La volatilité décisionnelle
Les études sur les pathologies des processus de décision dans les organisations ont mis l’accent sur l’inertie décisionnelle. Son contraire, la volatilité (forte réversibilité des décisions, difficulté à construire des engagements), a été très peu étudié. Méthodologies possibles : entretiens, études de cas, analyses de discours. (Pr. Hervé Laroche)

Les attributions de responsabilité aux organisations après les crises ou accidents
Pourquoi, après un événement malheureux, certaines organisations se trouvent mises en cause alors que d'autres ne sont pas incriminées ? Comment juge-t-on de la responsabilité d'une organisation ? Qui juge comment ? Méthodologies possibles : analyse de rapports post-accidents ou post-crises, études de cas ou méta-analyses de cas. (Pr. Hervé Laroche)

La justification des actions et des décisions
En contexte organisationnel, les actions et les décisions sont soumises (au moins potentiellement) à des jugements formels ou informels. Comment les décideurs intègrent-ils cette dimension dans l'élaboration de leur choix et dans la conduite de leur action ? Comment anticipent-ils sur les justifications qu'ils pourront avoir à donner ? Méthodologies possibles : entretiens, observations, analyses documentaires, études de cas. (Pr. Hervé Laroche)

Les managers s’ennuient-ils ?
Si les thèmes du plaisir et de la souffrance au travail ont fait l'objet de travaux assez nombreux, la question de l'ennui au travail est peu explorée de manière générale.
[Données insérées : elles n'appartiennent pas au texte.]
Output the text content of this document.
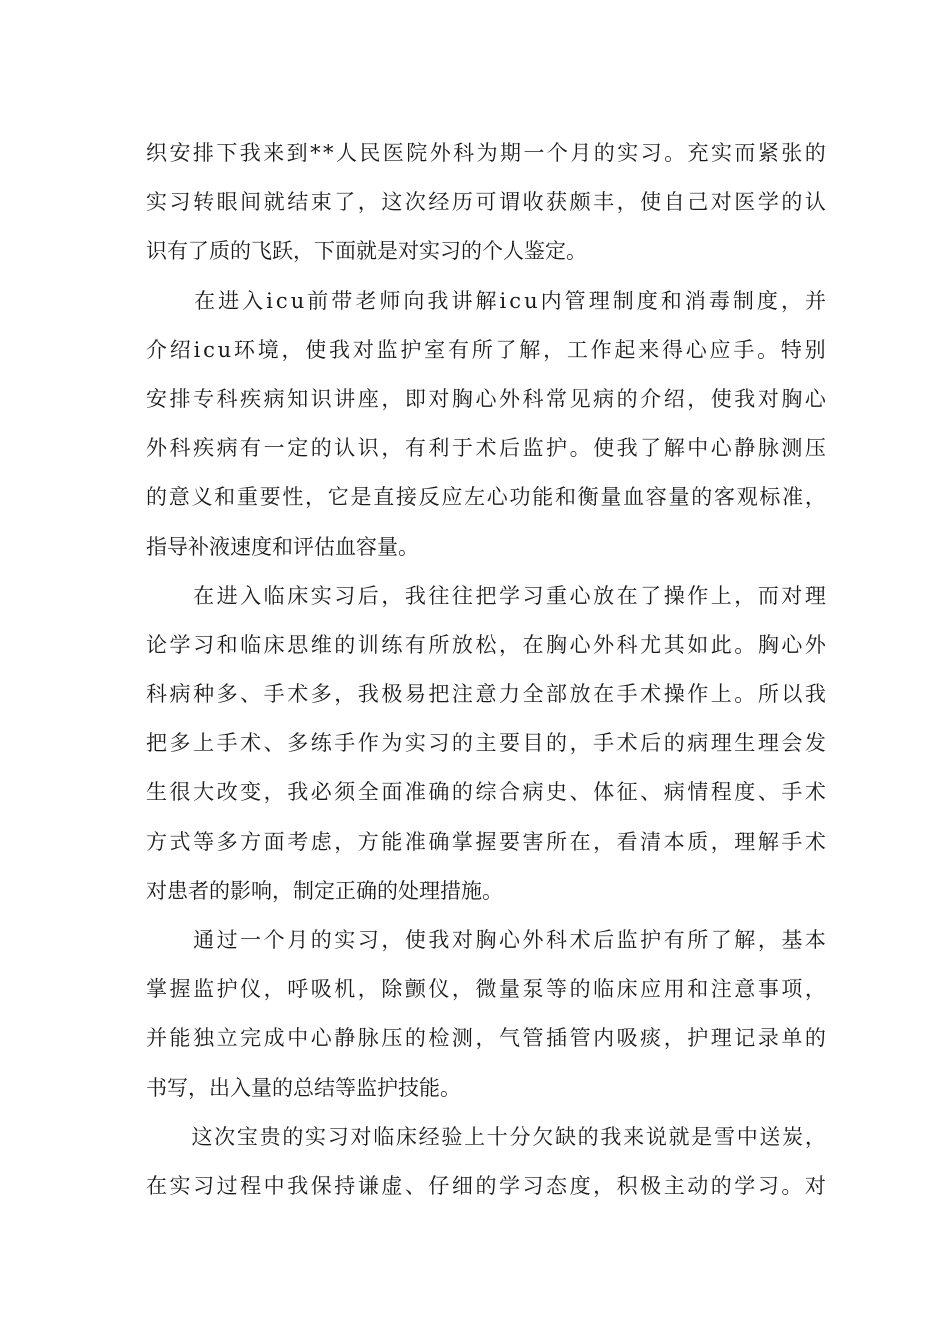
织 安 排 下 我 来 到 * * 人 民 医 院 外 科 为 期 一 个 月 的 实 习 。 充 实 而 紧 张 的

实 习 转 眼 间 就 结 束 了 ， 这 次 经 历 可 谓 收 获 颇 丰 ， 使 自 己 对 医 学 的 认

识有了质的飞跃，下面就是对实习的个人鉴定。

在 进 入 i c u 前 带 老 师 向 我 讲 解 i c u 内 管 理 制 度 和 消 毒 制 度 ， 并

介 绍 i c u 环 境 ， 使 我 对 监 护 室 有 所 了 解 ， 工 作 起 来 得 心 应 手 。 特 别

安 排 专 科 疾 病 知 识 讲 座 ， 即 对 胸 心 外 科 常 见 病 的 介 绍 ， 使 我 对 胸 心

外 科 疾 病 有 一 定 的 认 识 ， 有 利 于 术 后 监 护 。 使 我 了 解 中 心 静 脉 测 压

的 意 义 和 重 要 性 ， 它 是 直 接 反 应 左 心 功 能 和 衡 量 血 容 量 的 客 观 标 准 ，

指导补液速度和评估血容量。

在 进 入 临 床 实 习 后 ， 我 往 往 把 学 习 重 心 放 在 了 操 作 上 ， 而 对 理

论 学 习 和 临 床 思 维 的 训 练 有 所 放 松 ， 在 胸 心 外 科 尤 其 如 此 。 胸 心 外

科 病 种 多 、 手 术 多 ， 我 极 易 把 注 意 力 全 部 放 在 手 术 操 作 上 。 所 以 我

把 多 上 手 术 、 多 练 手 作 为 实 习 的 主 要 目 的 ， 手 术 后 的 病 理 生 理 会 发

生 很 大 改 变 ， 我 必 须 全 面 准 确 的 综 合 病 史 、 体 征 、 病 情 程 度 、 手 术

方 式 等 多 方 面 考 虑 ， 方 能 准 确 掌 握 要 害 所 在 ， 看 清 本 质 ， 理 解 手 术

对患者的影响，制定正确的处理措施。

通 过 一 个 月 的 实 习 ， 使 我 对 胸 心 外 科 术 后 监 护 有 所 了 解 ， 基 本

掌 握 监 护 仪 ， 呼 吸 机 ， 除 颤 仪 ， 微 量 泵 等 的 临 床 应 用 和 注 意 事 项 ，

并 能 独 立 完 成 中 心 静 脉 压 的 检 测 ， 气 管 插 管 内 吸 痰 ， 护 理 记 录 单 的

书写，出入量的总结等监护技能。

这 次 宝 贵 的 实 习 对 临 床 经 验 上 十 分 欠 缺 的 我 来 说 就 是 雪 中 送 炭 ，

在 实 习 过 程 中 我 保 持 谦 虚 、 仔 细 的 学 习 态 度 ， 积 极 主 动 的 学 习 。 对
La problématique de l'ennui est généralement associée à des questions telles que la répétitivité de tâches simples. Mais qu'en est-il en ce qui concerne les managers? S'ennuient-ils ? Dans quelles circonstances ? Pourquoi ? Avec quelles expressions et conséquences ? Enfin, quelles stratégies adoptent-ils (éventuellement) face à l’ennui ? Méthodologies possibles : observations, entretiens, questionnaires. (Pr. Hervé Laroche)

Ethique managériale et management éthique
L’éthique managériale se réfère aux fondements normatifs et conceptuels du management éthique. En cela, elle offre au management des concepts qui lui permettent de s’établir en tant que management éthique. Sans cela en effet, les notions d’organisation responsable, d’agent moral ou de prise de décision éthique chercheraient encore leur signification propre. Nous vous proposons d’étudier sous cet angle le champ couramment appelé « éthique des affaires », qu’il s’agira ici d’approfondir théoriquement et empiriquement. (Pr. Ghislain Deslandes)
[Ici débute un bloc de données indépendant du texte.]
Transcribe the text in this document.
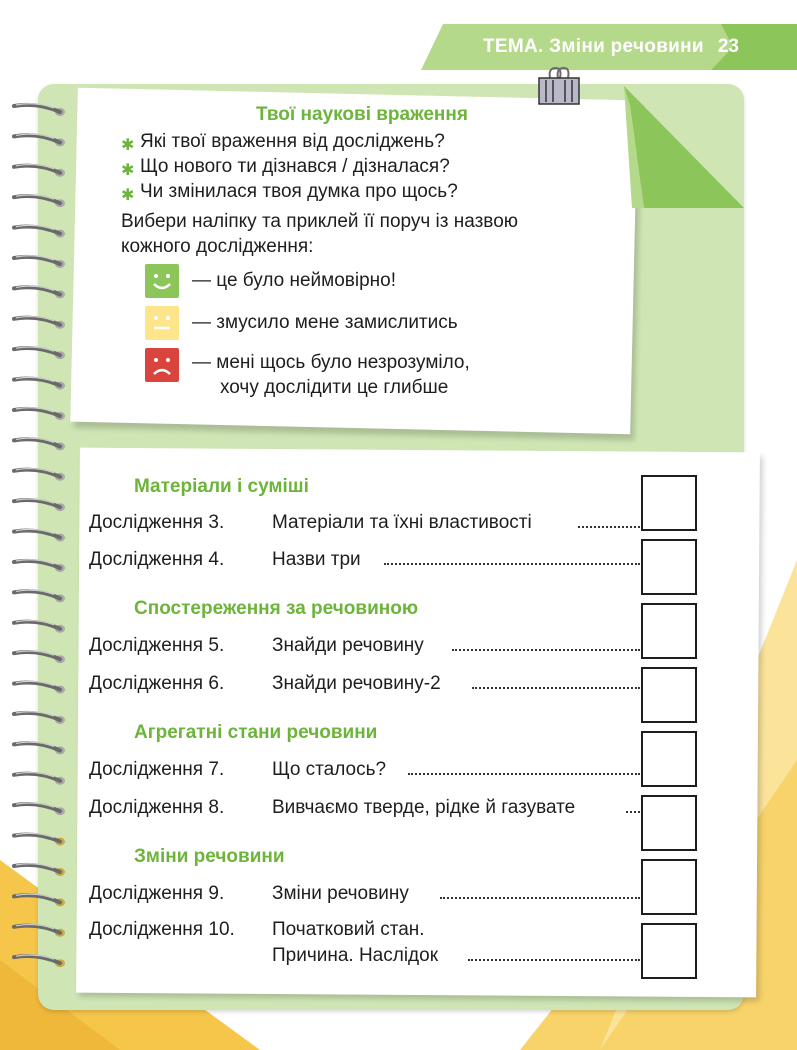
ТЕМА. Зміни речовини 23
Твої наукові враження
✱ Які твої враження від досліджень?
✱ Що нового ти дізнався / дізналася?
✱ Чи змінилася твоя думка про щось?
Вибери наліпку та приклей її поруч із назвою
кожного дослідження:
— це було неймовірно!
— змусило мене замислитись
— мені щось було незрозуміло,
хочу дослідити це глибше
Матеріали і суміші
Дослідження 3.	Матеріали та їхні властивості
Дослідження 4.	Назви три
Спостереження за речовиною
Дослідження 5.	Знайди речовину
Дослідження 6.	Знайди речовину-2
Агрегатні стани речовини
Дослідження 7.	Що сталось?
Дослідження 8.	Вивчаємо тверде, рідке й газувате
Зміни речовини
Дослідження 9.	Зміни речовину
Дослідження 10. Початковий стан.
Причина. Наслідок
Management et philosophie continentale
Un courant de recherche, essentiellement critique, s’est formé dans le champ de la recherche en gestion ayant développé une approche philosophique des situations managériales. Ces développements concernent aussi bien les questions pragmatiques, épistémiques qu’éthiques posées par les sciences de gestion (Avenier, 2011). Nous voudrions ici vous inviter à y contribuer et à utiliser cette méthode d’analyse des situations de gestion, à partir par exemple d’études de cas, en privilégiant la philosophique continentale, notamment à travers les écoles existentialistes, poststructuralistes, herméneutiques ou phénoménologiques. (Pr. Ghislain Deslandes).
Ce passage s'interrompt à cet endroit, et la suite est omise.